@torch.compile(backend="eager", fullgraph=True)
def accum(k, new_k) -> torch.Tensor:
if k.shape[2] > 50:
k = k[:, :, 1:, :]
return torch.cat([k, new_k], axis=2)
k = torch.zeros((3, 3, 0, 3))
for i in range(1000):
x = torch.zeros((3, 3, 1, 3))
x[:] = i
k = accum(k, x)
This functional-style code will work (it determines that dimension 2 of k is changing).
but this
class Accum(torch.nn.Module):
def __init__(self):
super().__init__()
self.register_buffer("k", torch.zeros(3, 3, 0, 3), persistent=False)

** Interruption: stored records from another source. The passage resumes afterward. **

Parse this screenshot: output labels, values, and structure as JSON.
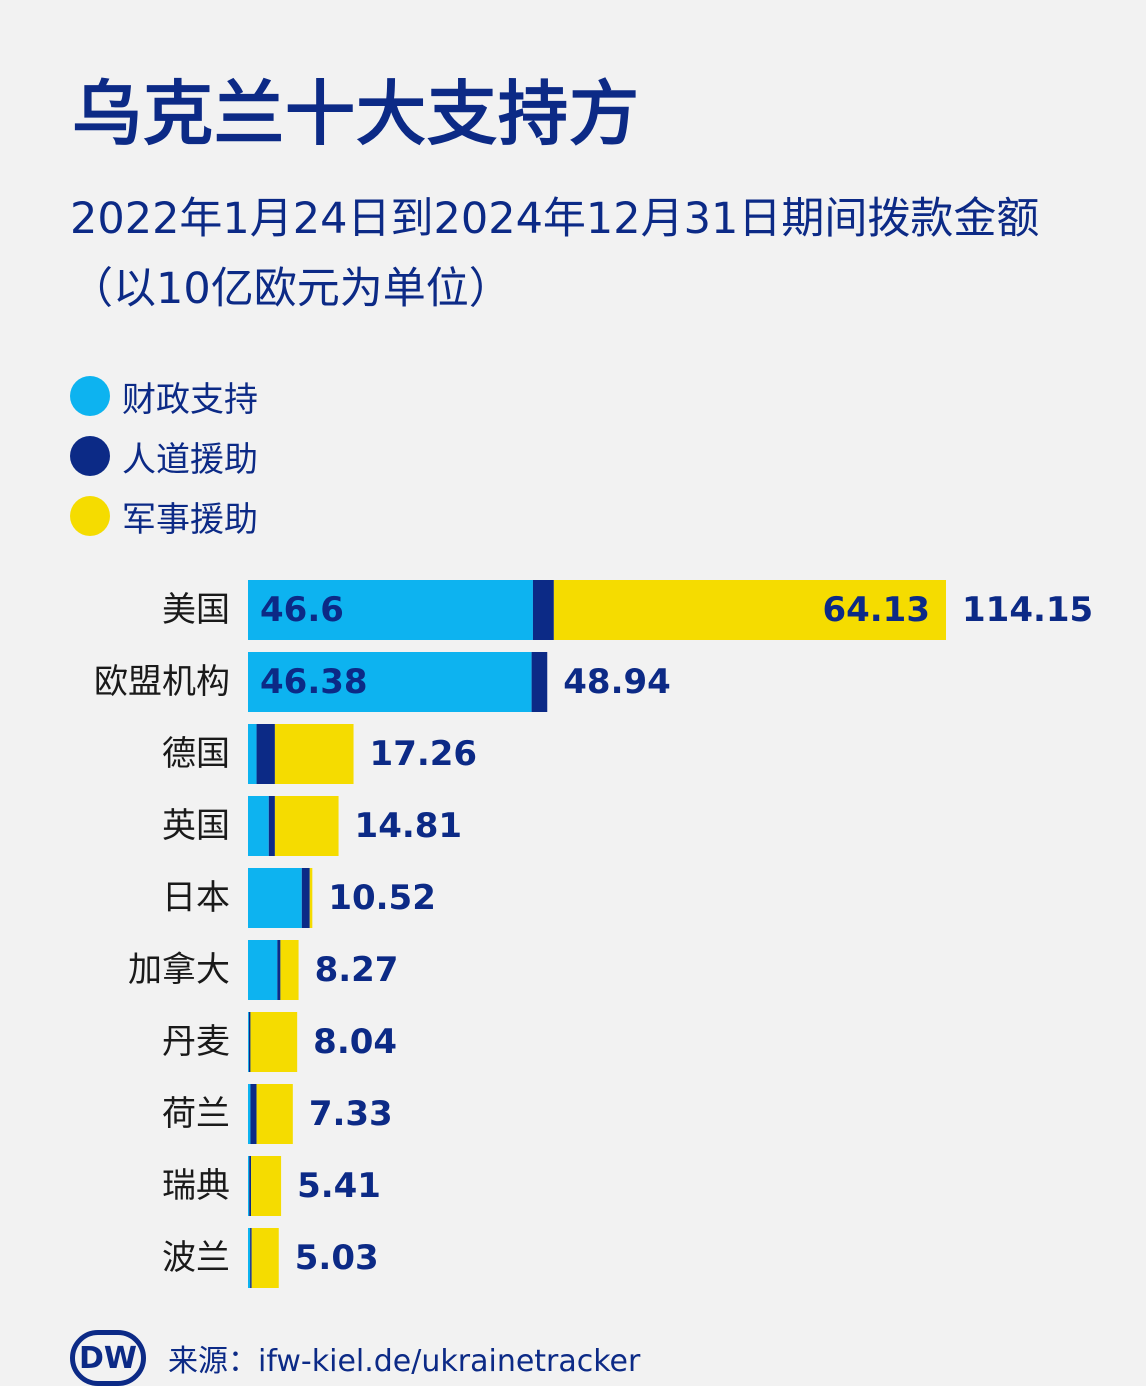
{
  "title": "乌克兰十大支持方",
  "subtitle": "2022年1月24日到2024年12月31日期间拨款金额（以10亿欧元为单位）",
  "legend": [
    {
      "label": "财政支持",
      "color": "#0db3f0"
    },
    {
      "label": "人道援助",
      "color": "#0c2a86"
    },
    {
      "label": "军事援助",
      "color": "#f5dc00"
    }
  ],
  "chart_data": {
    "type": "bar",
    "orientation": "horizontal",
    "stacked": true,
    "title": "乌克兰十大支持方",
    "categories": [
      "美国",
      "欧盟机构",
      "德国",
      "英国",
      "日本",
      "加拿大",
      "丹麦",
      "荷兰",
      "瑞典",
      "波兰"
    ],
    "series": [
      {
        "name": "财政支持",
        "color": "#0db3f0",
        "values": [
          46.6,
          46.38,
          1.4,
          3.4,
          8.8,
          4.8,
          0.15,
          0.4,
          0.2,
          0.35
        ]
      },
      {
        "name": "人道援助",
        "color": "#0c2a86",
        "values": [
          3.42,
          2.56,
          3.0,
          1.0,
          1.3,
          0.5,
          0.25,
          1.0,
          0.3,
          0.25
        ]
      },
      {
        "name": "军事援助",
        "color": "#f5dc00",
        "values": [
          64.13,
          0,
          12.86,
          10.41,
          0.42,
          2.97,
          7.64,
          5.93,
          4.91,
          4.43
        ]
      }
    ],
    "totals": [
      "114.15",
      "48.94",
      "17.26",
      "14.81",
      "10.52",
      "8.27",
      "8.04",
      "7.33",
      "5.41",
      "5.03"
    ],
    "inner_labels": [
      {
        "category": "美国",
        "series": "财政支持",
        "text": "46.6"
      },
      {
        "category": "美国",
        "series": "军事援助",
        "text": "64.13"
      },
      {
        "category": "欧盟机构",
        "series": "财政支持",
        "text": "46.38"
      }
    ],
    "xlim": [
      0,
      114.15
    ]
  },
  "footer": {
    "logo_text": "DW",
    "source": "来源：ifw-kiel.de/ukrainetracker"
  }
}
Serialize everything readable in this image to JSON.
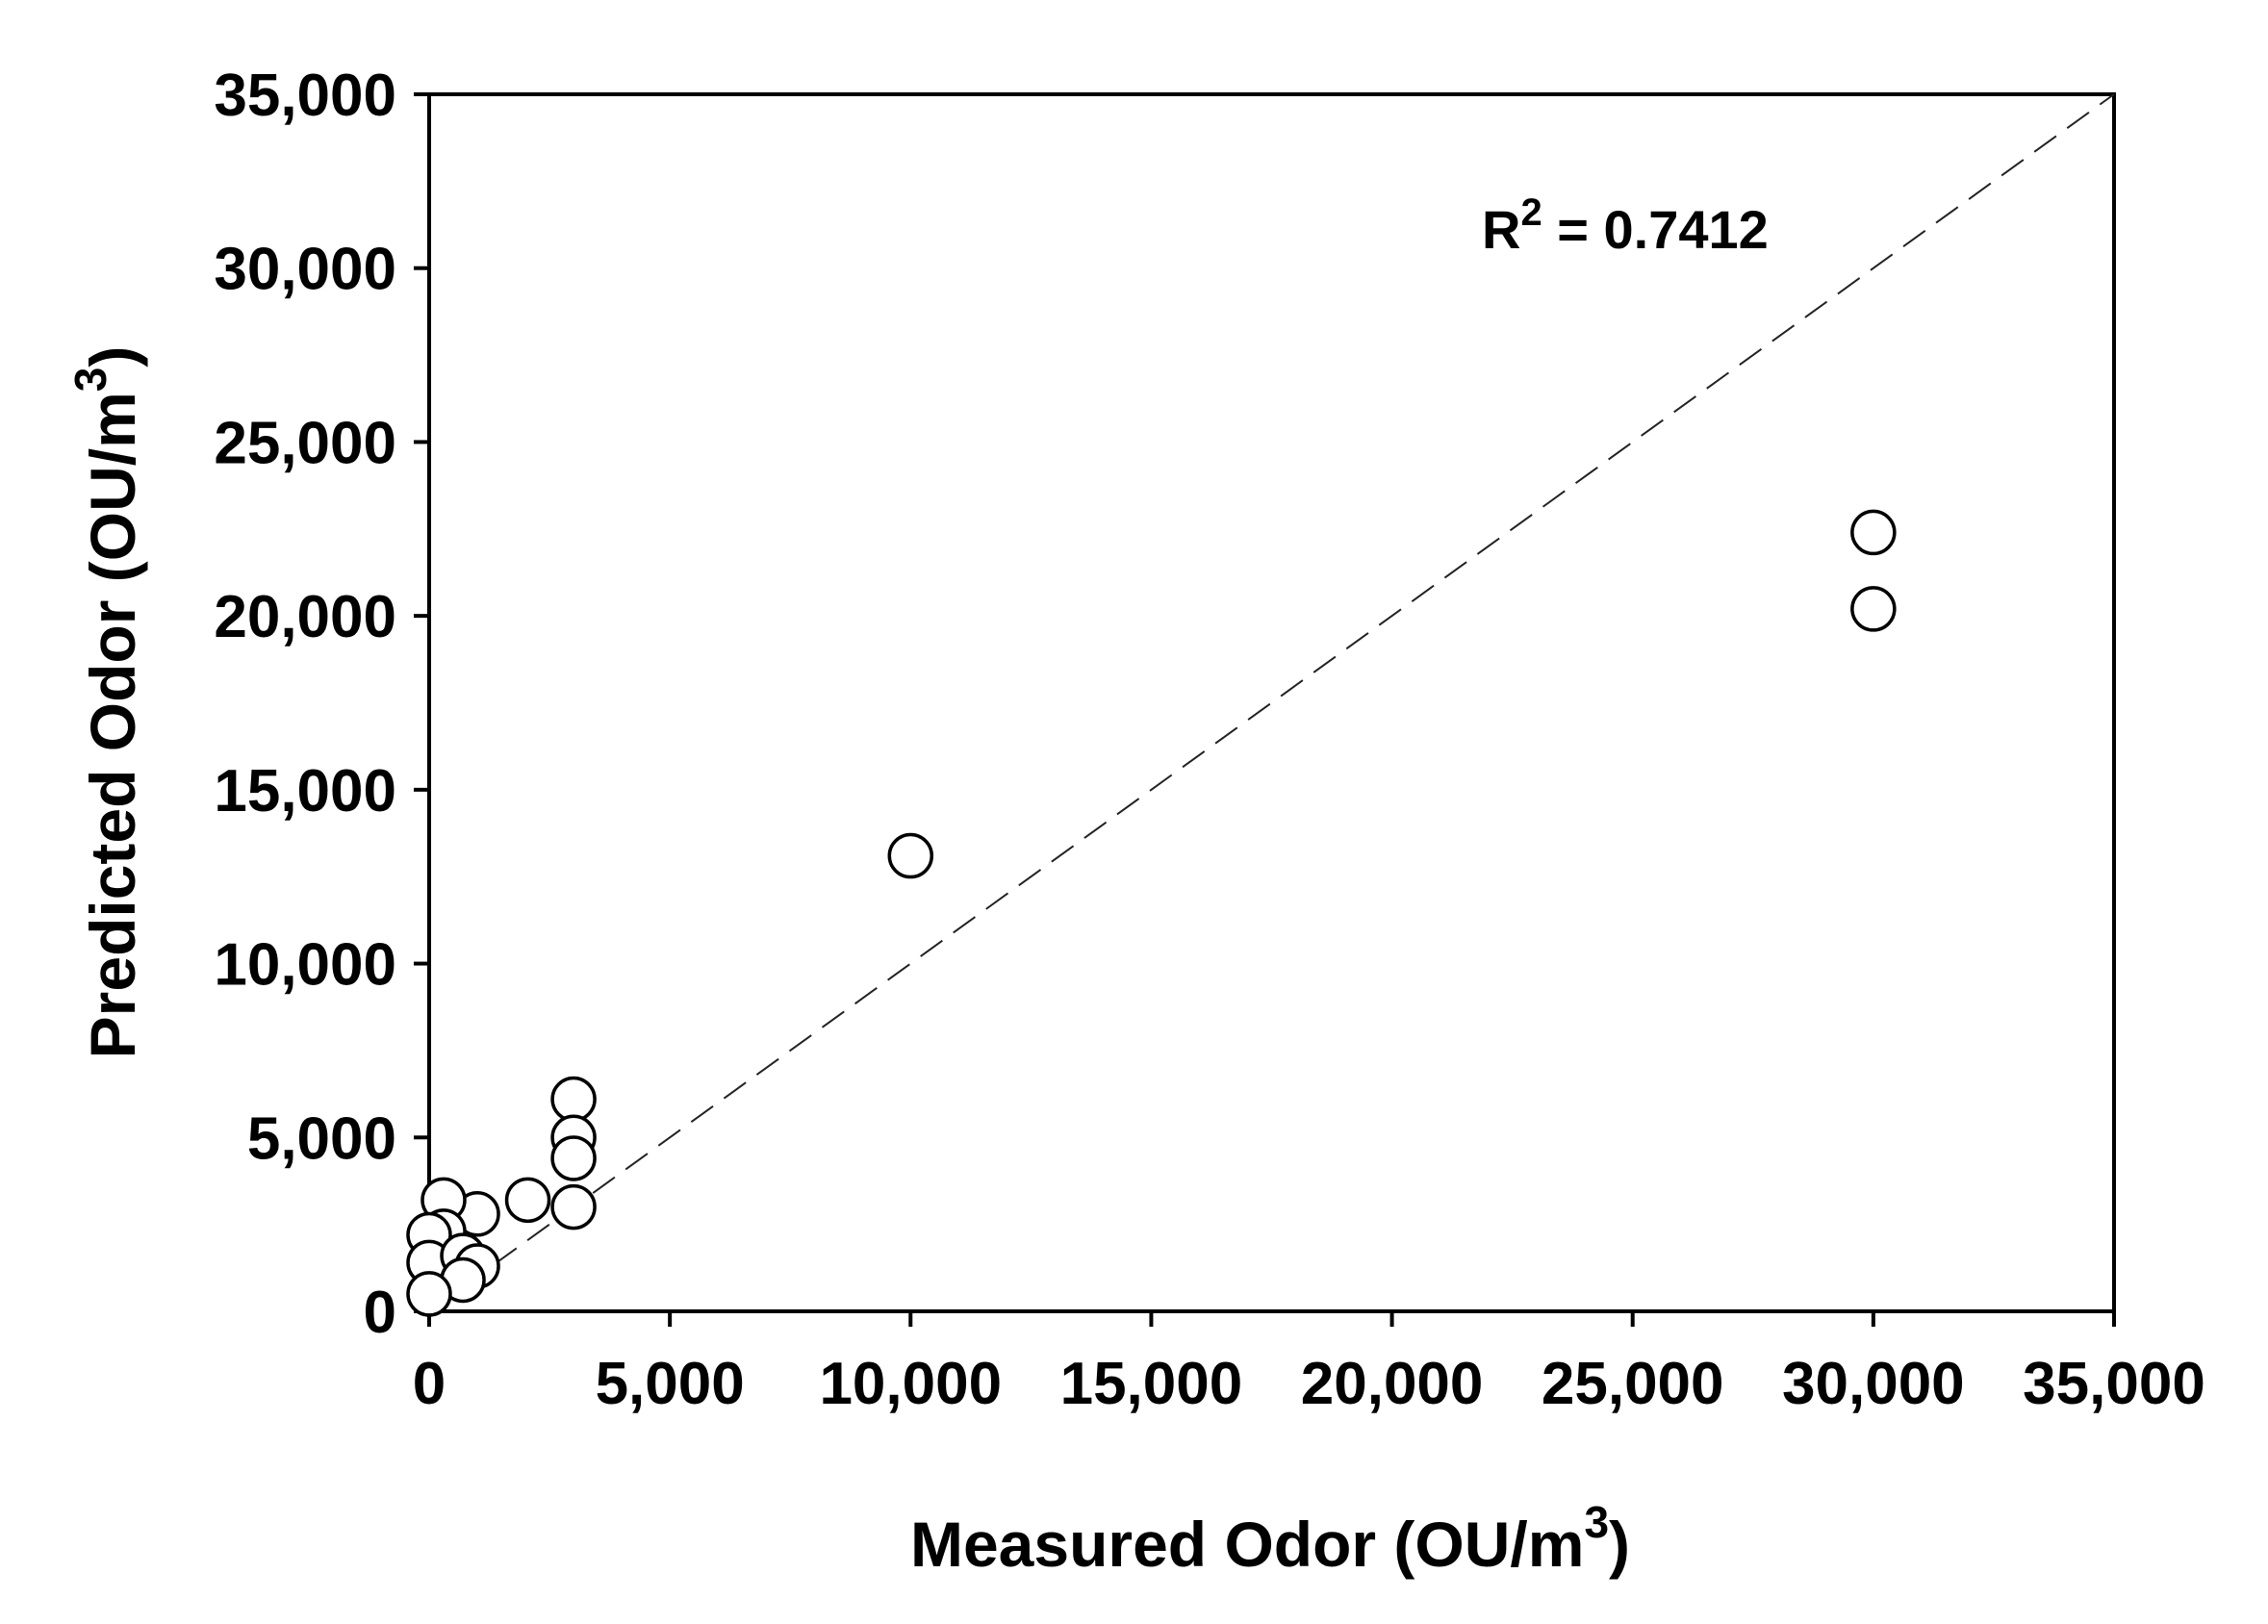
{
  "chart_data": {
    "type": "scatter",
    "xlabel": "Measured Odor (OU/m",
    "xlabel_sup": "3",
    "xlabel_end": ")",
    "ylabel": "Predicted Odor (OU/m",
    "ylabel_sup": "3",
    "ylabel_end": ")",
    "xlim": [
      0,
      35000
    ],
    "ylim": [
      0,
      35000
    ],
    "xticks": [
      0,
      5000,
      10000,
      15000,
      20000,
      25000,
      30000,
      35000
    ],
    "yticks": [
      0,
      5000,
      10000,
      15000,
      20000,
      25000,
      30000,
      35000
    ],
    "xtick_labels": [
      "0",
      "5,000",
      "10,000",
      "15,000",
      "20,000",
      "25,000",
      "30,000",
      "35,000"
    ],
    "ytick_labels": [
      "0",
      "5,000",
      "10,000",
      "15,000",
      "20,000",
      "25,000",
      "30,000",
      "35,000"
    ],
    "grid": false,
    "reference_line": {
      "style": "dashed",
      "from": [
        0,
        0
      ],
      "to": [
        35000,
        35000
      ]
    },
    "annotation": {
      "text_prefix": "R",
      "text_sup": "2",
      "text_suffix": " = 0.7412"
    },
    "series": [
      {
        "marker": "open-circle",
        "points": [
          {
            "x": 30000,
            "y": 22400
          },
          {
            "x": 30000,
            "y": 20200
          },
          {
            "x": 10000,
            "y": 13100
          },
          {
            "x": 3000,
            "y": 6100
          },
          {
            "x": 3000,
            "y": 5000
          },
          {
            "x": 3000,
            "y": 4400
          },
          {
            "x": 3000,
            "y": 3000
          },
          {
            "x": 2050,
            "y": 3200
          },
          {
            "x": 1000,
            "y": 2800
          },
          {
            "x": 300,
            "y": 3200
          },
          {
            "x": 300,
            "y": 2300
          },
          {
            "x": 0,
            "y": 2200
          },
          {
            "x": 0,
            "y": 1400
          },
          {
            "x": 700,
            "y": 1600
          },
          {
            "x": 1000,
            "y": 1300
          },
          {
            "x": 700,
            "y": 900
          },
          {
            "x": 0,
            "y": 500
          }
        ]
      }
    ]
  }
}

torch._dynamo.mark_dynamic(self.k, 2)
def forward(self, x):
self.k = accum(self.k, x)
return self.k
a = Accum()
a = torch.compile(a, backend="eager", fullgraph=True)
for i in range(1000):
x = torch.zeros((3, 3, 1, 3))
x[:] = i
k = a(x)
will recompile each time through the loop until failing from too many recompiles because its guarding / specializing for the size of k
tensor ‘L[‘self’]._buffers[‘k’]’ size mismatch at index 2. expected 0, actual 8
Is there a way I can make it behave like the functional style?